Bu sözler, sadece Nazi Almanyası’nın değil, her türlü otoriter rejimin ve baskıcı sistemin insanlığa öğrettiği acı bir dersi hatırlatıyor: Susma, korkma, alışma! Peki, bugün Türkiye’de neler oluyor? Niemöller’in sözleriyle başlayalım, çünkü her şey bir “önce” ile başlıyor: Önce gazeteciler için geldiler, sustuk, çünkü gazeteci değildik.
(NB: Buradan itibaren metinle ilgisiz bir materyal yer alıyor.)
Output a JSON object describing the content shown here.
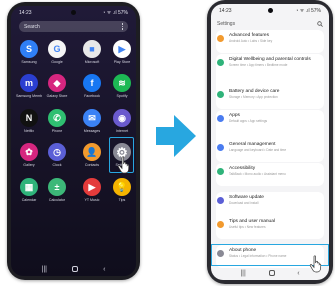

Sonra akademisyenler için geldiler, sustuk, çünkü akademisyen değildik. Daha sonra seçilmiş vekillerimiz, başkanlarımız için geldiler, sustuk, çünkü ne seçilmiş vekil ne de başkandık. Sonra “Mustafa Kemal’in askerleriyiz” diyenler için geldiler. Nasılsa asker de değildik. Sustuk. Sonra sıra bize geldiğinde, konuşacak kimse kalmamıştı.

Bu sözler, bugün Türkiye’de yaşananları anlatmak için adeta bir rehber niteliğinde. Tarihimizin birçok döneminde kullanılan, son 23 seneyi de özetleyen Sarı Öküz hikayesi de benzer bir mesaj veriyor:

Büyük bir otlakta yaşayan öküz sürüsü, aslanların saldırılarına rağmen birlik oldukları için direniyordu. Ancak zamanla güçten düştüler. Otlağı terk etmeyi düşünürken, sürünün en kurnaz aslanı Topal Aslan, öküzlere beyaz bayrakla yaklaştı ve şöyle dedi: “Biz aslanlar aslında barışçıyız. Size saldırmamızın nedeni, aranızdaki Sarı Öküz. Onun rengi gözümüzü kamaştırıyor. Verin onu bize, barış içinde yaşayalım.” Öküzler, yaşlı öküzün itirazını dinlemeyerek Sarı Öküz’ü aslanlara teslim etti. Bir süre barış hüküm sürdü. Ancak aslanlar acıkınca yine geldiler ve bu sefer Uzun Kuyruk’u istediler: “Onun kuyruğu gözümüzü dönüştürüyor. Verin onu bize, sulh içinde yaşayalım.” Öküzler yine itiraz etmedi ve Uzun Kuyruk’u aslanlara verdiler. Zamanla aslanlar küstahlaştı, öküzler zayıfladı. Artık sebep bile söylemeden öküzleri teker teker avladılar. Sona yaklaştıklarında, öküzler “Nerede hata yaptık?” diye tartışırken yaşlı öküz şu cevabı verdi: “Bu savaşı Sarı Öküz’ü verdiğimiz gün kaybettik.”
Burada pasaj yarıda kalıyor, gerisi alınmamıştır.